Empathy. Friendship. Fraternity. Solidarity. We don’t have enough of any of those, and we fail to allow those values to inform our politics, much less our refugee determination policies. Instead, greed limits our human response to the tragedies that lead people into the back of a trailer, or on to a rubber lifeboat in the Mediterranean, or over a wall between Melilla and Morocco.

Immigration policies that do not allow migrants to present a refugee claim are part of the problem, and I have frequently decried economic development practices that augment poverty, violence and desperation in countless countries around the world.

Consider the choices (or lack of them) that might have driven your ancestors to migrate.

A few words about a book that might help you understand better the limited choices facing huge numbers of people.

John Vaillant, The Jaguar’s Children. (Knopf Canada, 2015).

Most North American writers get Mexico wrong. Vaillant gets it mostly right. He even grasps México profundo—the people, places and stories that are distant from official Mexico. He gets inside the faith of the people—that practice of Christianity that is woven together with the spiritual traditions of Nahua, Zapotec, Maya and many other Indigenous peoples.

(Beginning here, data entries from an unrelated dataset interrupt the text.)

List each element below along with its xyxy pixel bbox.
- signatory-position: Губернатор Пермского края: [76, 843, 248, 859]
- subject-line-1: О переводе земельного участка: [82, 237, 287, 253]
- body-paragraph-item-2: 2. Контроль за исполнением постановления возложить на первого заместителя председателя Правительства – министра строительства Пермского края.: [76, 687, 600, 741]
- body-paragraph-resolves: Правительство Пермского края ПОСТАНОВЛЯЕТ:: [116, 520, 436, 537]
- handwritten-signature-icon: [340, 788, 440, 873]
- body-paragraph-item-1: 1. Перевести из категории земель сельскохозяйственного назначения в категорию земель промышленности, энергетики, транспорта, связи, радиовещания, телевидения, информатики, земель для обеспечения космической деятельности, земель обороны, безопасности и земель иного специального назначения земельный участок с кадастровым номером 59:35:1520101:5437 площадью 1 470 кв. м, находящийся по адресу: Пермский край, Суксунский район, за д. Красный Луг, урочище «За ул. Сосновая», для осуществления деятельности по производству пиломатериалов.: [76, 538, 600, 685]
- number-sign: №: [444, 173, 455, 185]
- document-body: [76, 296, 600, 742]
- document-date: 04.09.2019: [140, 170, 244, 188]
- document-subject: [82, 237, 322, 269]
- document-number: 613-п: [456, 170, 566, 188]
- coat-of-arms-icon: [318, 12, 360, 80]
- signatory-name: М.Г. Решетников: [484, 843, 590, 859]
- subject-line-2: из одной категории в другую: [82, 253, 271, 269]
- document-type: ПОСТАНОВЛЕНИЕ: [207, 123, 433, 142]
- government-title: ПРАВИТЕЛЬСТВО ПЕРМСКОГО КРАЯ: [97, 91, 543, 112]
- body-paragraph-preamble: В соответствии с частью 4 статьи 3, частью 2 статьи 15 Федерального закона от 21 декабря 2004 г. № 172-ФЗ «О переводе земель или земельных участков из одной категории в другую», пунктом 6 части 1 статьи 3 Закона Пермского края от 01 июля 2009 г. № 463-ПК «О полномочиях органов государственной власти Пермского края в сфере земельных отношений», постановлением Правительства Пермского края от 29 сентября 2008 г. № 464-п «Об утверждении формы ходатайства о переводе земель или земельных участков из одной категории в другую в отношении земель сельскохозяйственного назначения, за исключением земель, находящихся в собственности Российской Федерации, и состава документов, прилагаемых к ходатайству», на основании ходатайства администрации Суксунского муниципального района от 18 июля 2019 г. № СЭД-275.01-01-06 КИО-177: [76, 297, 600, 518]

Here is a novel that speaks specifically of Indigenous Mexican’s profound relationship with corn and the threat they feel from industrial agriculture and its genetic modifications, terminator seeds and exclusion of all that is valuable in the shameless search for profit.

If you can’t afford to buy the book, or you’re too impatient to wait for a library copy, or you think that you don’t read novels: go and stand in a bookstore or a library and read chapter 24. Here, concisely, is all the horror of what is going on in Mexico and Central America these days: the free trade schemes that destroy traditional agriculture, decimate rural communities and drive hundreds of thousands of migrants into the cities and across the northern border.